Improving pain interference may not even mean reducing pain, Weiner said. Sometimes, treating a patient’s depression or anxiety can reduce pain interference.

Fear avoidance

“Central to maladaptive coping in the pain world is something called fear avoidance,” Weiner said. “A reasonable screen for the presence of fear avoidance ... is to say to the patient, do you agree or disagree with the following statement: it is not really safe for a person with my pain problem to be physically active.
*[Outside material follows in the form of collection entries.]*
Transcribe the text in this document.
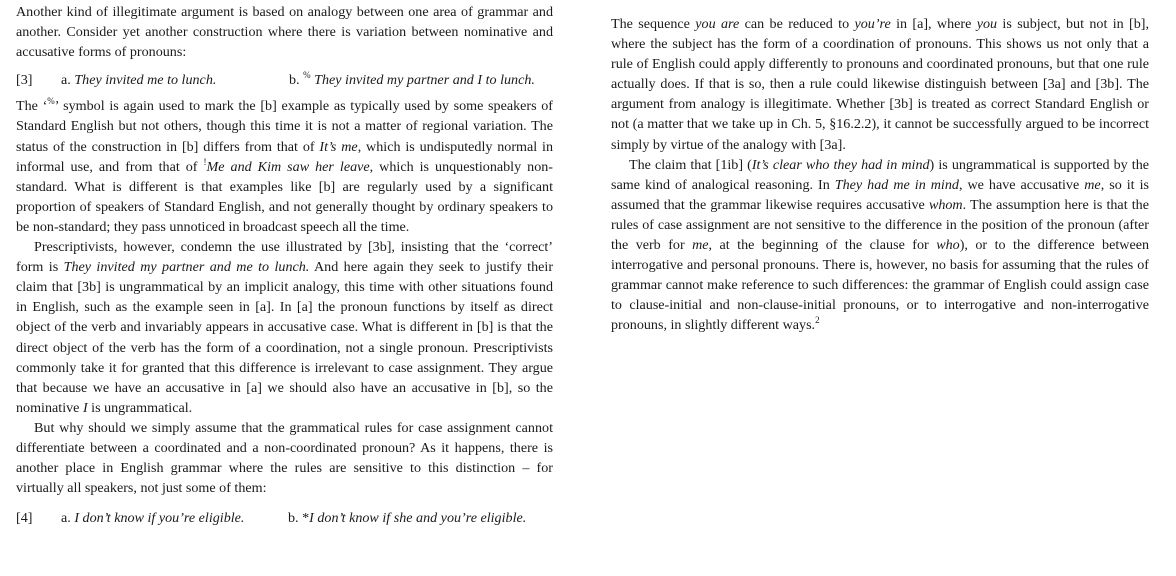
Another kind of illegitimate argument is based on analogy between one area of grammar and another. Consider yet another construction where there is variation between nominative and accusative forms of pronouns:

[3]	a. They invited me to lunch.	b. % They invited my partner and I to lunch.

The ‘%’ symbol is again used to mark the [b] example as typically used by some speakers of Standard English but not others, though this time it is not a matter of regional variation. The status of the construction in [b] differs from that of It’s me, which is undisputedly normal in informal use, and from that of !Me and Kim saw her leave, which is unquestionably non-standard. What is different is that examples like [b] are regularly used by a significant proportion of speakers of Standard English, and not generally thought by ordinary speakers to be non-standard; they pass unnoticed in broadcast speech all the time.

Prescriptivists, however, condemn the use illustrated by [3b], insisting that the ‘correct’ form is They invited my partner and me to lunch. And here again they seek to justify their claim that [3b] is ungrammatical by an implicit analogy, this time with other situations found in English, such as the example seen in [a]. In [a] the pronoun functions by itself as direct object of the verb and invariably appears in accusative case. What is different in [b] is that the direct object of the verb has the form of a coordination, not a single pronoun. Prescriptivists commonly take it for granted that this difference is irrelevant to case assignment. They argue that because we have an accusative in [a] we should also have an accusative in [b], so the nominative I is ungrammatical.

But why should we simply assume that the grammatical rules for case assignment cannot differentiate between a coordinated and a non-coordinated pronoun? As it happens, there is another place in English grammar where the rules are sensitive to this distinction – for virtually all speakers, not just some of them:

[4]	a. I don’t know if you’re eligible.	b. *I don’t know if she and you’re eligible.

The sequence you are can be reduced to you’re in [a], where you is subject, but not in [b], where the subject has the form of a coordination of pronouns. This shows us not only that a rule of English could apply differently to pronouns and coordinated pronouns, but that one rule actually does. If that is so, then a rule could likewise distinguish between [3a] and [3b]. The argument from analogy is illegitimate. Whether [3b] is treated as correct Standard English or not (a matter that we take up in Ch. 5, §16.2.2), it cannot be successfully argued to be incorrect simply by virtue of the analogy with [3a].

The claim that [1ib] (It’s clear who they had in mind) is ungrammatical is supported by the same kind of analogical reasoning. In They had me in mind, we have accusative me, so it is assumed that the grammar likewise requires accusative whom. The assumption here is that the rules of case assignment are not sensitive to the difference in the position of the pronoun (after the verb for me, at the beginning of the clause for who), or to the difference between interrogative and personal pronouns. There is, however, no basis for assuming that the rules of grammar cannot make reference to such differences: the grammar of English could assign case to clause-initial and non-clause-initial pronouns, or to interrogative and non-interrogative pronouns, in slightly different ways.$^2$
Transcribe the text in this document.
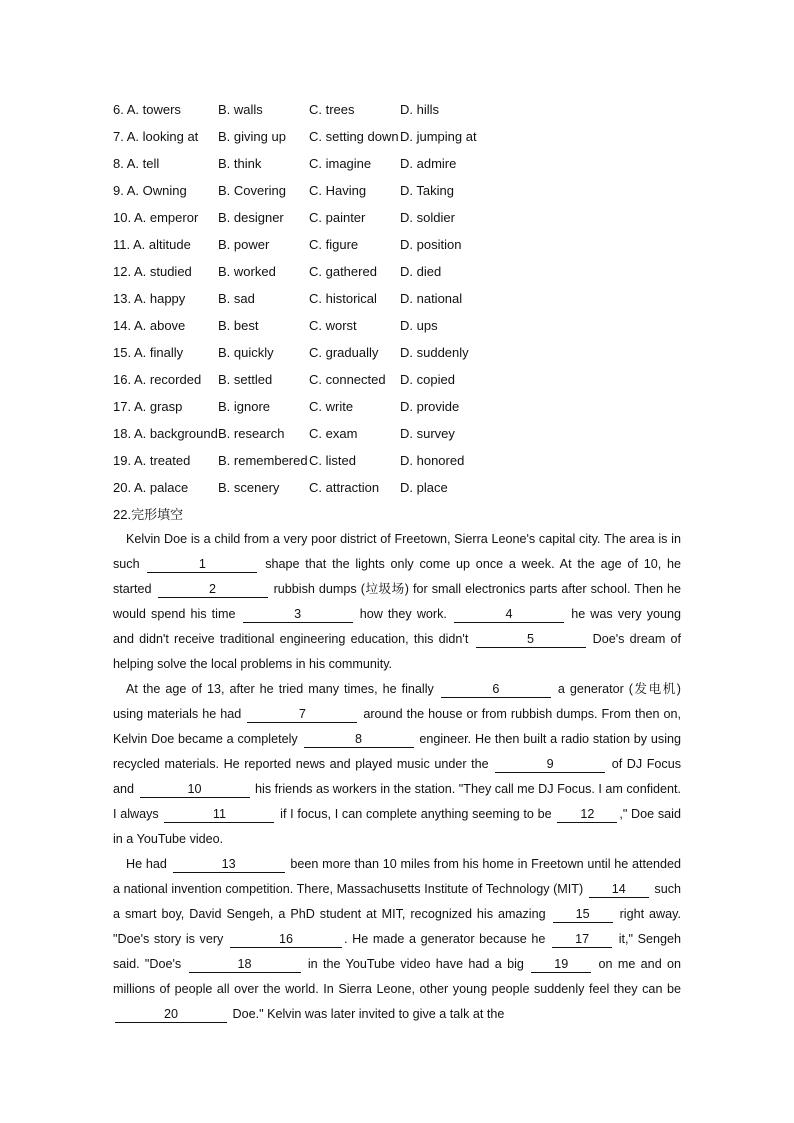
6. A. towers	B. walls	C. trees	D. hills
7. A. looking at B. giving up C. setting down D. jumping at
8. A. tell	B. think	C. imagine D. admire
9. A. Owning B. Covering C. Having	D. Taking
10. A. emperor B. designer C. painter	D. soldier
11. A. altitude B. power	C. figure	D. position
12. A. studied B. worked	C. gathered D. died
13. A. happy	B. sad	C. historical D. national
14. A. above	B. best	C. worst	D. ups
15. A. finally	B. quickly	C. gradually D. suddenly
16. A. recorded B. settled	C. connected D. copied
17. A. grasp	B. ignore	C. write	D. provide
18. A. background B. research C. exam	D. survey
19. A. treated B. remembered C. listed	D. honored
20. A. palace B. scenery C. attraction D. place
22.完形填空

Kelvin Doe is a child from a very poor district of Freetown, Sierra Leone's capital city. The area is in such	1	shape that the lights only come up once a week. At the age of 10, he started	2	rubbish dumps (垃圾场) for small electronics parts after school. Then he would spend his time	3	how they work.	4	he was very young and didn't receive traditional engineering education, this didn't	5	Doe's dream of helping solve the local problems in his community.

At the age of 13, after he tried many times, he finally	6	a generator (发电机) using materials he had	7	around the house or from rubbish dumps. From then on, Kelvin Doe became a completely	8	engineer. He then built a radio station by using recycled materials. He reported news and played music under the	9	of DJ Focus and	10	his friends as workers in the station. "They call me DJ Focus. I am confident. I always	11	if I focus, I can complete anything seeming to be 12 ," Doe said in a YouTube video.

He had	13	been more than 10 miles from his home in Freetown until he attended a national invention competition. There, Massachusetts Institute of Technology (MIT) 14 such a smart boy, David Sengeh, a PhD student at MIT, recognized his amazing 15 right away. "Doe's story is very	16	. He made a generator because he 17 it," Sengeh said. "Doe's	18	in the YouTube video have had a big 19 on me and on millions of people all over the world. In Sierra Leone, other young people suddenly feel they can be 20	Doe." Kelvin was later invited to give a talk at the
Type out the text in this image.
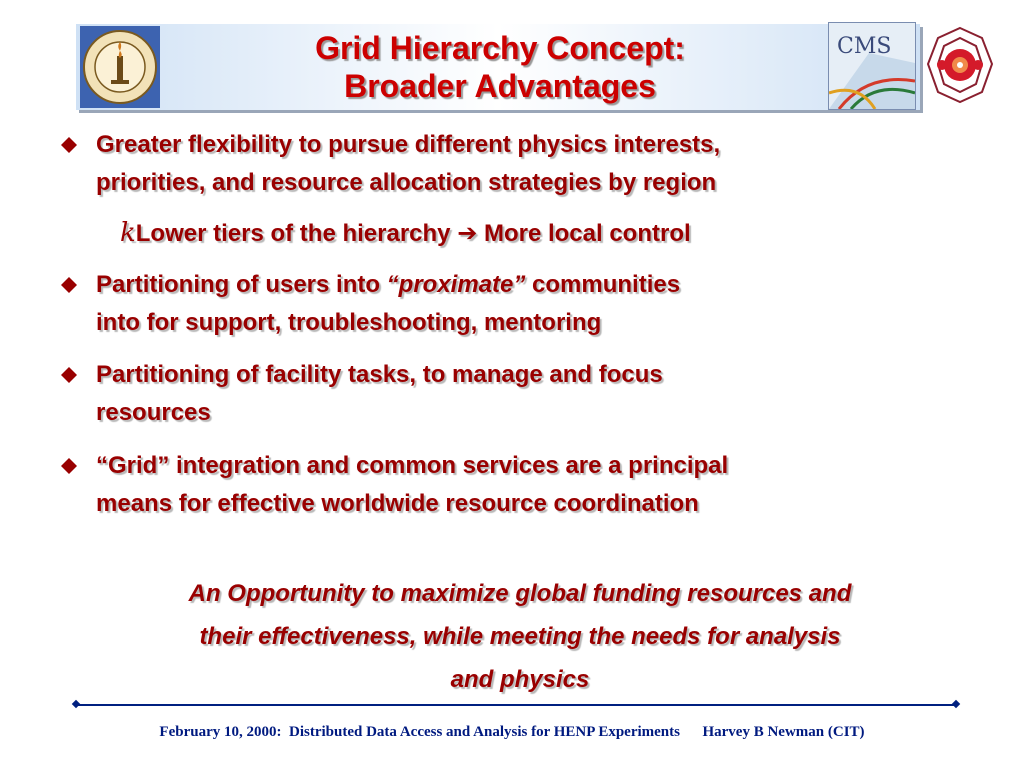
Grid Hierarchy Concept:
Broader Advantages
CMS
Greater flexibility to pursue different physics interests,
priorities, and resource allocation strategies by region
kLower tiers of the hierarchy ➔ More local control
Partitioning of users into “proximate” communities
into for support, troubleshooting, mentoring
Partitioning of facility tasks, to manage and focus
resources
“Grid” integration and common services are a principal
means for effective worldwide resource coordination
An Opportunity to maximize global funding resources and
their effectiveness, while meeting the needs for analysis
and physics
February 10, 2000:  Distributed Data Access and Analysis for HENP Experiments Harvey B Newman (CIT)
If they agree, then you say ‘perhaps fear avoidance is playing a significant role.’”

The fear avoidance model has previously been shown to drive the transition from acute or intermittent pain into a chronic, disabling pain, Weiner said.

“It is a very, very important concept when treating people with chronic pain,” she added.

Fear avoidance is rooted in the concept of pain catastrophizing — when patients are afraid of anything that might elicit pain and then hyperfocus on the pain, avoid activity and become disabled, Weiner said. But there are several treatment options, depending on resources available and patient preferences.

“Physical therapists who are very experienced in treating chronic pain patients can significantly reduce fear avoidance beliefs by effectively desensitizing them,” she said. “If you have access to a paid psychologist, when the patient is interested in that they can undergo pain cognitive behavioral therapy. I have found that patients with depression or anxiety — very often, successful treatment of that depression and or anxiety can effectively reduce fear avoidance beliefs.”

Self-efficacy

Weiner said that physicians can also screen for self-efficacy — one’s belief in their ability to accomplish a task in the face of other challenges — which is another concept that is not prominent in general medical literature.

A two-item question will suffice: how confident are you that you can do some form of work despite the pain and how confident are you that you can live a normal lifestyle despite the pain? Each item is scored from zero to six, and a total score of five or less indicates that the patient needs help with self-efficacy.

In closing, Weiner said that “psychosocial dysfunction treatment holds an important key to minimizing pain interference, which is the key track treatment outcome in people with chronic pain.”